Apple is about to receive over S$10 million from Singapore banks and financial institutions that offer Apple Pay. According to sources, the Cupertino giant charges S$2 million-S$5 million per bank as marketing fee.
This is reportedly done to support Apple Pay’s branding, on top of high 0.1-0.2 per cent transaction fee. Or it lies between 10 and 20 cents per hundred dollars. There isn’t much difference in what US banks are charged which revolves around 12 cents per hundred dollars.
Sources reveal each financial institution pays different marketing fee. Apple pay is offered by DBS, OCBC, Standard Chartered, and UOB – and recently American Express joined the wagon.

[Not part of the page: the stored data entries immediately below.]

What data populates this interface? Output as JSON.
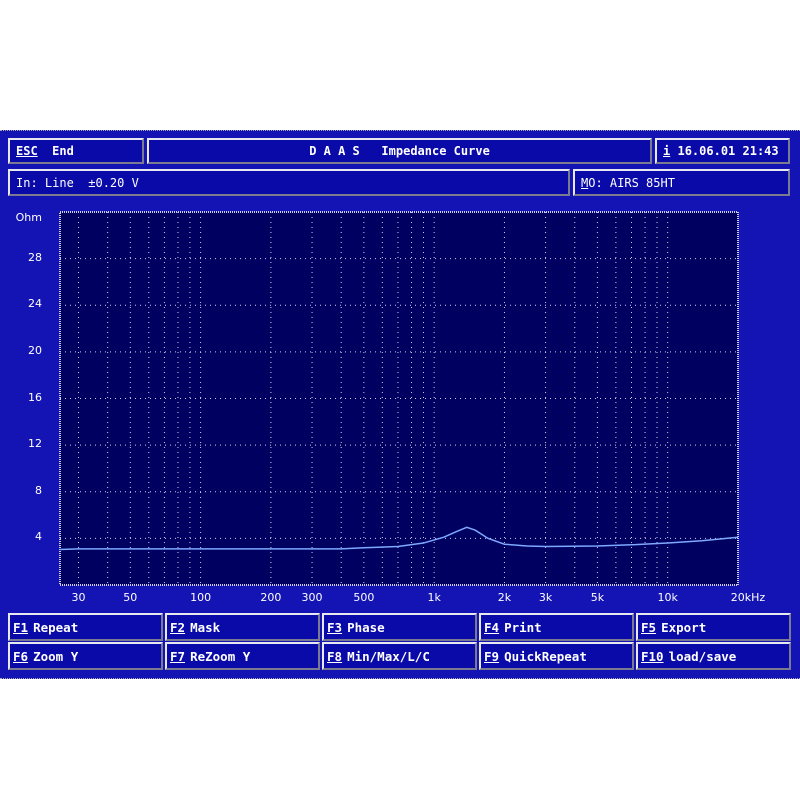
{
  "header": {
    "esc_key": "ESC",
    "esc_label": "End",
    "title": "D A A S   Impedance Curve",
    "info_key": "i",
    "datetime": "16.06.01 21:43"
  },
  "status": {
    "input": "In: Line  ±0.20 V",
    "model_key": "M",
    "model_label": "O: AIRS 85HT"
  },
  "colors": {
    "screen": "#1414b4",
    "plot_bg": "#000060",
    "curve": "#7fa8ff",
    "grid": "#d0d0e8"
  },
  "buttons": [
    {
      "key": "F1",
      "label": "Repeat"
    },
    {
      "key": "F2",
      "label": "Mask"
    },
    {
      "key": "F3",
      "label": "Phase"
    },
    {
      "key": "F4",
      "label": "Print"
    },
    {
      "key": "F5",
      "label": "Export"
    },
    {
      "key": "F6",
      "label": "Zoom Y"
    },
    {
      "key": "F7",
      "label": "ReZoom Y"
    },
    {
      "key": "F8",
      "label": "Min/Max/L/C"
    },
    {
      "key": "F9",
      "label": "QuickRepeat"
    },
    {
      "key": "F10",
      "label": "load/save"
    }
  ],
  "chart_data": {
    "type": "line",
    "title": "",
    "xlabel": "",
    "ylabel": "Ohm",
    "x_scale": "log",
    "xlim": [
      25,
      20000
    ],
    "ylim": [
      0,
      32
    ],
    "grid": true,
    "y_ticks": [
      "4",
      "8",
      "12",
      "16",
      "20",
      "24",
      "28"
    ],
    "x_ticks": [
      {
        "v": 30,
        "l": "30"
      },
      {
        "v": 50,
        "l": "50"
      },
      {
        "v": 100,
        "l": "100"
      },
      {
        "v": 200,
        "l": "200"
      },
      {
        "v": 300,
        "l": "300"
      },
      {
        "v": 500,
        "l": "500"
      },
      {
        "v": 1000,
        "l": "1k"
      },
      {
        "v": 2000,
        "l": "2k"
      },
      {
        "v": 3000,
        "l": "3k"
      },
      {
        "v": 5000,
        "l": "5k"
      },
      {
        "v": 10000,
        "l": "10k"
      },
      {
        "v": 20000,
        "l": "20kHz"
      }
    ],
    "series": [
      {
        "x": [
          25,
          30,
          50,
          100,
          200,
          400,
          500,
          700,
          900,
          1100,
          1250,
          1380,
          1500,
          1700,
          2000,
          2500,
          3000,
          5000,
          7000,
          10000,
          14000,
          20000
        ],
        "y": [
          3.05,
          3.1,
          3.1,
          3.1,
          3.1,
          3.1,
          3.2,
          3.3,
          3.6,
          4.1,
          4.6,
          4.95,
          4.7,
          4.0,
          3.5,
          3.35,
          3.3,
          3.35,
          3.45,
          3.6,
          3.8,
          4.1
        ]
      }
    ]
  }
}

Estimating the least value, even if each of the five institutions paid S$2 million, Apple would grab a whopping S$10 million for this deal.
This is excluding the high transaction fees that Apple will earn from the banks’ existing payment systems – which is influenced by the great number of iPhone users. In an article, Business Times quoted a source saying,
The joke is Apple was known as the one who must not be named. This is basically its exclusive membership fee. It’s a sunk cost.
The fact that annoys banks the most is that Apple does not take credit risk for Apple Pay. If there are fraud incidences as a result of the payment platform, its them who bear the cost. On the other hand though Visa and Mastercard provide a security measure called tokenisation. It allows users to verify mobile contactless transactions using either their thumbprint, or a PIN. This process replaces the card number with a unique digital number, known as a token. Merchants see this token, not users’ credit card number, which limits the odds of the card details stolen from them.
The banks could have stood against this fee together, but they didn’t because they were “kiasu” – Singapore’s distinct brand of fear of losing – and chose not to call Apple’s “bluff”, a source comments. They did not have much to make their side strong against Apple. Apple had sold 74.8 million iPhones from October to December last year.
Banks are trying to cover the contactless payment space and expand the service to as many users as possible. They are widening their offerings to other payment platforms like Citibank offers Apple Pay as well as Samsung Pay. (But who dominates the market cannot be ignored. Samsung Pay does not charge fees neither does Google’s Android Pay.) It is a way for banks to ramp up transactions in Singapore and abroad. And, over time cut costs by encouraging customers to go cashless. The nation’s government is also taking steps to incline Singaporeans towards seamless, cashless, payment systems. In a related move, the Land Transport Authority will roll out a pilot to allow commuters to tap their credit and debit cards to pay for bus and train rides by the end of this year. This will enable commuters can stop having to top up their stored value cards.
There are also significant developments in the global mobile payments market which could have major effects here as well. Visa and PayPal in July signed a deal in the US to allow PayPal’s app as a payment option in American brick-and-mortar stores that accept contactless Visa payments. This could change the negotiating power that banks have over Apple in time in the digital payments space.
There are plans to standardise the retail point-of-sale terminals, so customers have to use just a single terminal to read all kinds of credit and debit cards. In time, more banks should also allow interbank fund transfers via mobile phones.
Meanwhile, its hard to gauge the success rate of Apple Pay. About 100,000 bank-issued cards in Singapore were enabled for Apple Pay in the first two weeks of its launch. Since then, Banks have stopped providing Apple Pay figures – which indicates the power behind controlling the figures too, i.e. Apple.